ザハの後ろを歩いていた紅は襲撃に気付くと即座に結界を張った。

 自分の血を吸わせてあるタモの種に呪を含ませて、周囲に蒔く。

 タモの種は地に触れた瞬間に、爆発的に発芽、成長し、タモの細い網状の枝が紅とその後にいる荷役のツギンを取り巻いた。

 しかし、毒吹矢の第二波は、一瞬早く到達した。

 タモの密集した枝によってほとんどは絡め捕られたが、幾つかが結界を潜り抜けた。

 それがツギンに命中する。

 ツギンは毒吹矢を胸に受け、背負子を背負ったままその場で絶命した。

 その顔は鬱血し、力のない双眸が恨めしそうに紅の背を見詰めていた。

 ここは深い森の中の一本道である。

 谷の奥部にある聖地への巡礼のための道だ。
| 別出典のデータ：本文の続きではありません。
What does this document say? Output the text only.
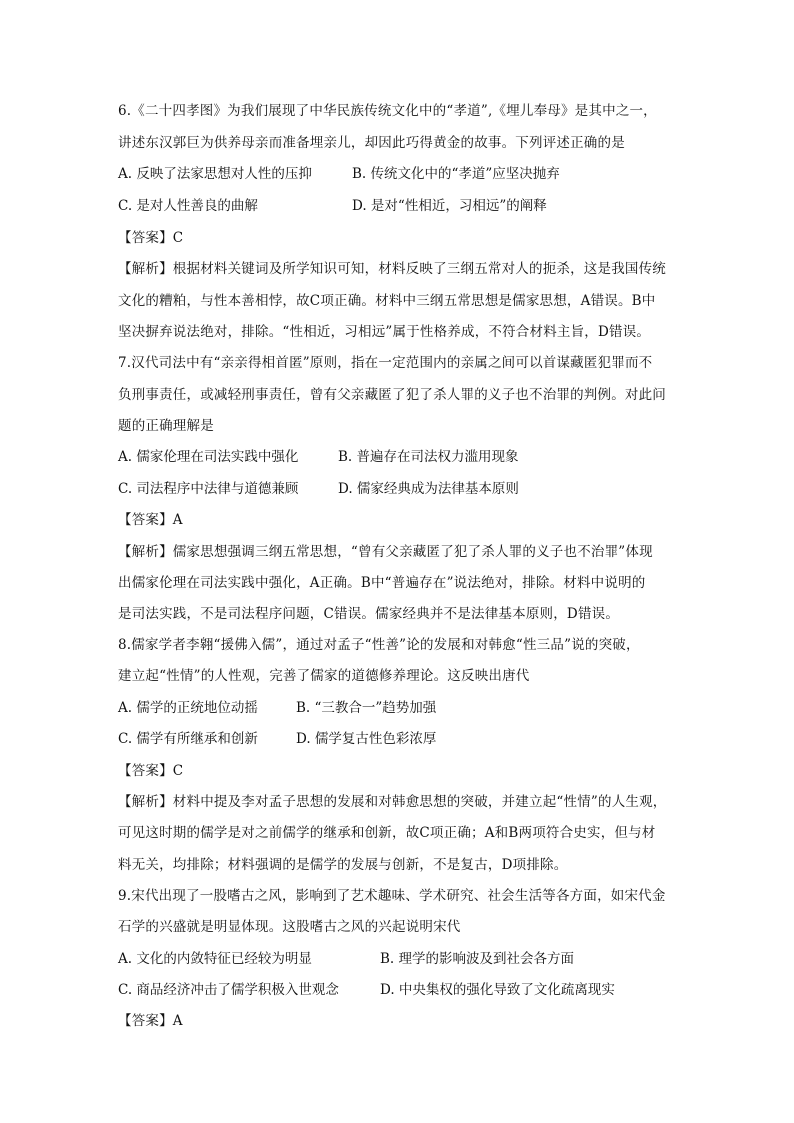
6.《二十四孝图》为我们展现了中华民族传统文化中的“孝道”,《埋儿奉母》是其中之一，
讲述东汉郭巨为供养母亲而准备埋亲儿，却因此巧得黄金的故事。下列评述正确的是
A. 反映了法家思想对人性的压抑	B. 传统文化中的“孝道”应坚决抛弃
C. 是对人性善良的曲解	D. 是对“性相近，习相远”的阐释
【答案】C
【解析】根据材料关键词及所学知识可知，材料反映了三纲五常对人的扼杀，这是我国传统
文化的糟粕，与性本善相悖，故C项正确。材料中三纲五常思想是儒家思想，A错误。B中
坚决摒弃说法绝对，排除。“性相近，习相远”属于性格养成，不符合材料主旨，D错误。
7.汉代司法中有“亲亲得相首匿”原则，指在一定范围内的亲属之间可以首谋藏匿犯罪而不
负刑事责任，或减轻刑事责任，曾有父亲藏匿了犯了杀人罪的义子也不治罪的判例。对此问
题的正确理解是
A. 儒家伦理在司法实践中强化	B. 普遍存在司法权力滥用现象
C. 司法程序中法律与道德兼顾	D. 儒家经典成为法律基本原则
【答案】A
【解析】儒家思想强调三纲五常思想，“曾有父亲藏匿了犯了杀人罪的义子也不治罪”体现
出儒家伦理在司法实践中强化，A正确。B中“普遍存在”说法绝对，排除。材料中说明的
是司法实践，不是司法程序问题，C错误。儒家经典并不是法律基本原则，D错误。
8.儒家学者李翱“援佛入儒”，通过对孟子“性善”论的发展和对韩愈“性三品”说的突破，
建立起“性情”的人性观，完善了儒家的道德修养理论。这反映出唐代
A. 儒学的正统地位动摇	B. “三教合一”趋势加强
C. 儒学有所继承和创新	D. 儒学复古性色彩浓厚
【答案】C
【解析】材料中提及李对孟子思想的发展和对韩愈思想的突破，并建立起“性情”的人生观，
可见这时期的儒学是对之前儒学的继承和创新，故C项正确；A和B两项符合史实，但与材
料无关，均排除；材料强调的是儒学的发展与创新，不是复古，D项排除。
9.宋代出现了一股嗜古之风，影响到了艺术趣味、学术研究、社会生活等各方面，如宋代金
石学的兴盛就是明显体现。这股嗜古之风的兴起说明宋代
A. 文化的内敛特征已经较为明显	B. 理学的影响波及到社会各方面
C. 商品经济冲击了儒学积极入世观念	D. 中央集权的强化导致了文化疏离现实
【答案】A
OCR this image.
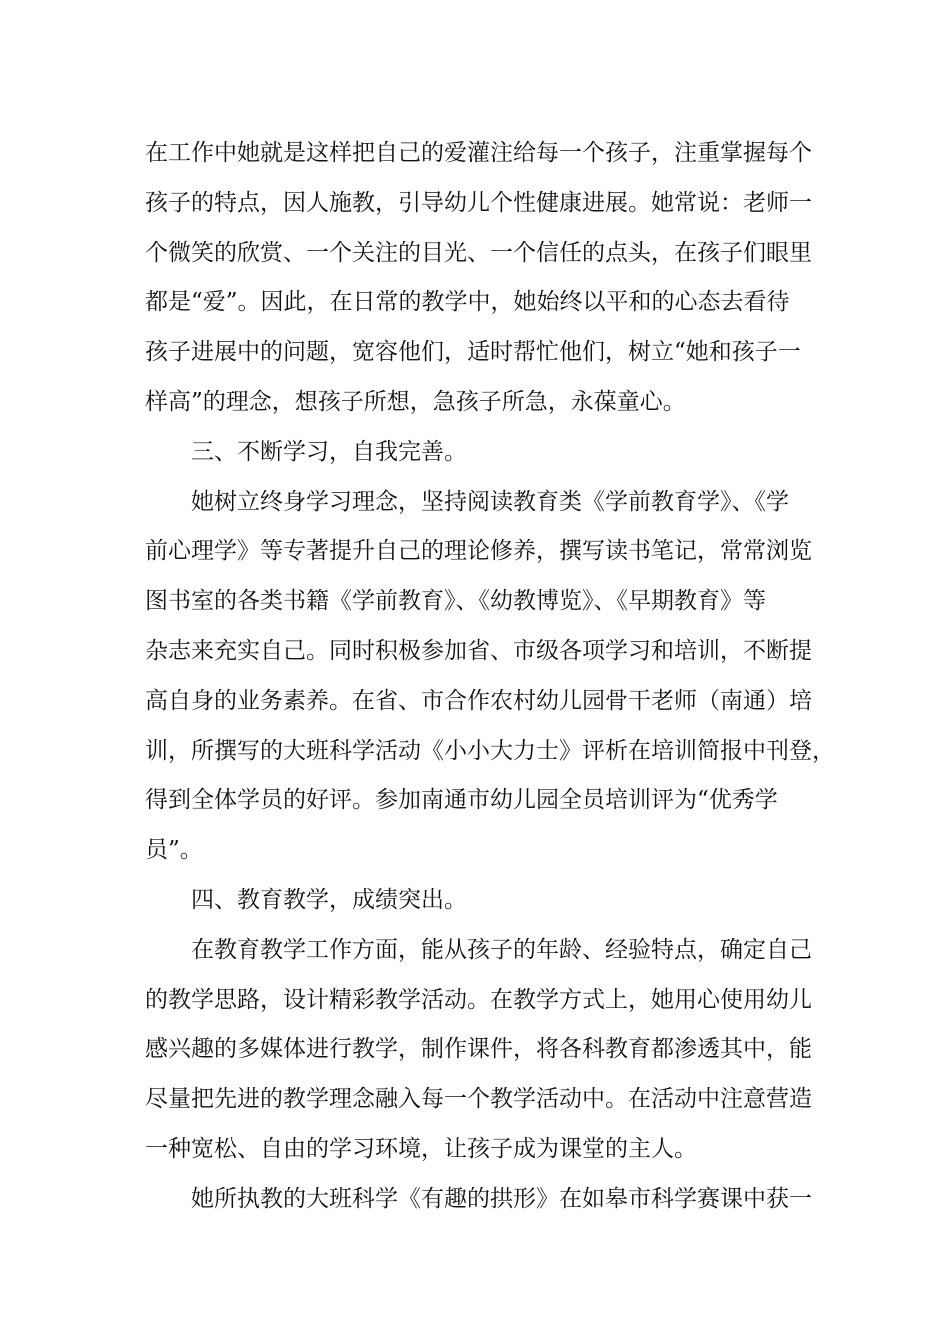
在工作中她就是这样把自己的爱灌注给每一个孩子，注重掌握每个
孩子的特点，因人施教，引导幼儿个性健康进展。她常说：老师一
个微笑的欣赏、一个关注的目光、一个信任的点头，在孩子们眼里
都是“爱”。因此，在日常的教学中，她始终以平和的心态去看待
孩子进展中的问题，宽容他们，适时帮忙他们，树立“她和孩子一
样高”的理念，想孩子所想，急孩子所急，永葆童心。
三、不断学习，自我完善。
她树立终身学习理念，坚持阅读教育类《学前教育学》、《学
前心理学》等专著提升自己的理论修养，撰写读书笔记，常常浏览
图书室的各类书籍《学前教育》、《幼教博览》、《早期教育》等
杂志来充实自己。同时积极参加省、市级各项学习和培训，不断提
高自身的业务素养。在省、市合作农村幼儿园骨干老师（南通）培
训，所撰写的大班科学活动《小小大力士》评析在培训简报中刊登，
得到全体学员的好评。参加南通市幼儿园全员培训评为“优秀学
员”。
四、教育教学，成绩突出。
在教育教学工作方面，能从孩子的年龄、经验特点，确定自己
的教学思路，设计精彩教学活动。在教学方式上，她用心使用幼儿
感兴趣的多媒体进行教学，制作课件，将各科教育都渗透其中，能
尽量把先进的教学理念融入每一个教学活动中。在活动中注意营造
一种宽松、自由的学习环境，让孩子成为课堂的主人。
她所执教的大班科学《有趣的拱形》在如皋市科学赛课中获一
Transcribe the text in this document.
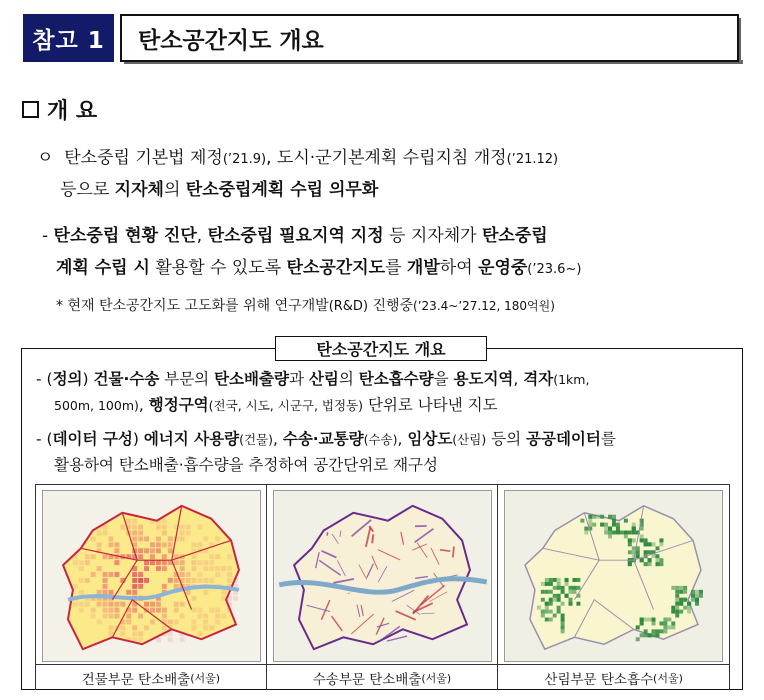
참고 1	탄소공간지도 개요
개 요
ㅇ 탄소중립 기본법 제정(’21.9), 도시·군기본계획 수립지침 개정(’21.12)
등으로 지자체의 탄소중립계획 수립 의무화
- 탄소중립 현황 진단, 탄소중립 필요지역 지정 등 지자체가 탄소중립
계획 수립 시 활용할 수 있도록 탄소공간지도를 개발하여 운영중(’23.6~)
* 현재 탄소공간지도 고도화를 위해 연구개발(R&D) 진행중(’23.4~’27.12, 180억원)
탄소공간지도 개요
- (정의) 건물·수송 부문의 탄소배출량과 산림의 탄소흡수량을 용도지역, 격자(1km,
500m, 100m), 행정구역(전국, 시도, 시군구, 법정동) 단위로 나타낸 지도
- (데이터 구성) 에너지 사용량(건물), 수송·교통량(수송), 임상도(산림) 등의 공공데이터를
활용하여 탄소배출·흡수량을 추정하여 공간단위로 재구성
건물부문 탄소배출 (서울)	수송부문 탄소배출 (서울)	산림부문 탄소흡수 (서울)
今は巡礼期ではないので、誰も通らない、物好きと、ジパドの者以外は。

 高木が天を突くように立ち並び、大人が三人も並べば一杯になってしまう狭くも広くもない踏み固められただけの道は純粋な殺気に満ちていた。

 感情から来る殺気ではない。ただ、純粋に、作業の一貫として家畜を屠殺するのに似ている、機械的な殺気だ。